Booksellers like those don’t provide the sense of community that independent bookstores provide. They are typically run by people who love books and want to share them with others. The article’s author, James Utt wrote, “They are so much more than sellers of books. They have open mic nights, poetry readings, book clubs, authors, both locally and nationally known.”
Though we don’t have an independent bookstore in Pleasanton, there are at least two in Kansas City.
According to their website, Rainy Day Books prides itself in providing a ‘Legacy of Literacy’ for the community. It’s the oldest independent bookstore in the Kansas City metropolitan area. They are internationally famous for their knowledgeable staff, exceptional customer service, and commitment to the Kansas City community. A full-line, full-service bookstore, they carry an array of carefully selected new books for adults and children alike. In addition, they provide a forum for debut novelists destined for greatness, to prize-winners, bestseller, and the biggest names in the news.

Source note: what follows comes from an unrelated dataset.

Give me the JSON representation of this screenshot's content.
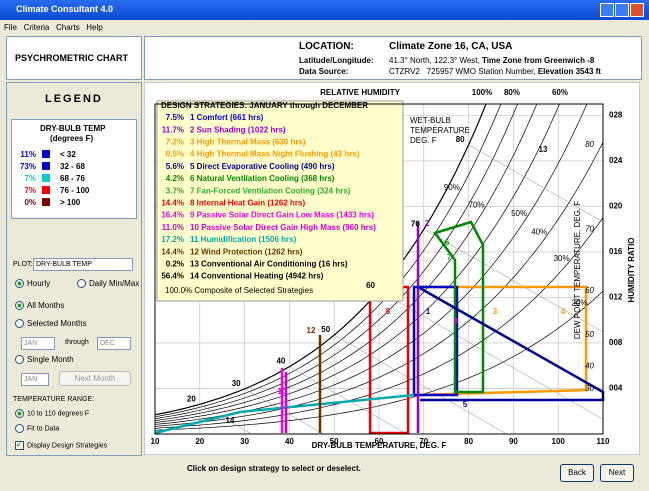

Prospero’s Books include three locations, and cater to the artistic sensibility of the communities they serve. They offer new releases, as well as previously published books. Their uptown location features Cafe Caliban, specializing in “soups and panini sandwiches, creative sides, pastries and the finest pour-over coffee in the city.” Imagine the cafes and coffee houses of Paris when artists and authors gathered to discuss life and their art. You can’t get this at Amazon.
Yet, independent bookstores must be patronized in order to remain viable. Many chain bookstores have failed over the past twenty years. Remember Walden Books, Borders, and B. Dalton? They offered many of the same features as those that survived. Those that remain possess what is most important, a sense of community.
This is what libraries offer as well. Staff makes an effort to learn your reading preferences, help you find your favorite authors and guide you toward new ones. We have summer reading programs to introduce children to reading and develop a love for it. Staff helps those with limited computer skills stay connected to the world on our computers, and offers those with superior skills the ability to connect on our WiFi. Let us help you expand your world through reading, listening and connecting. Support your local libraries to keep them viable.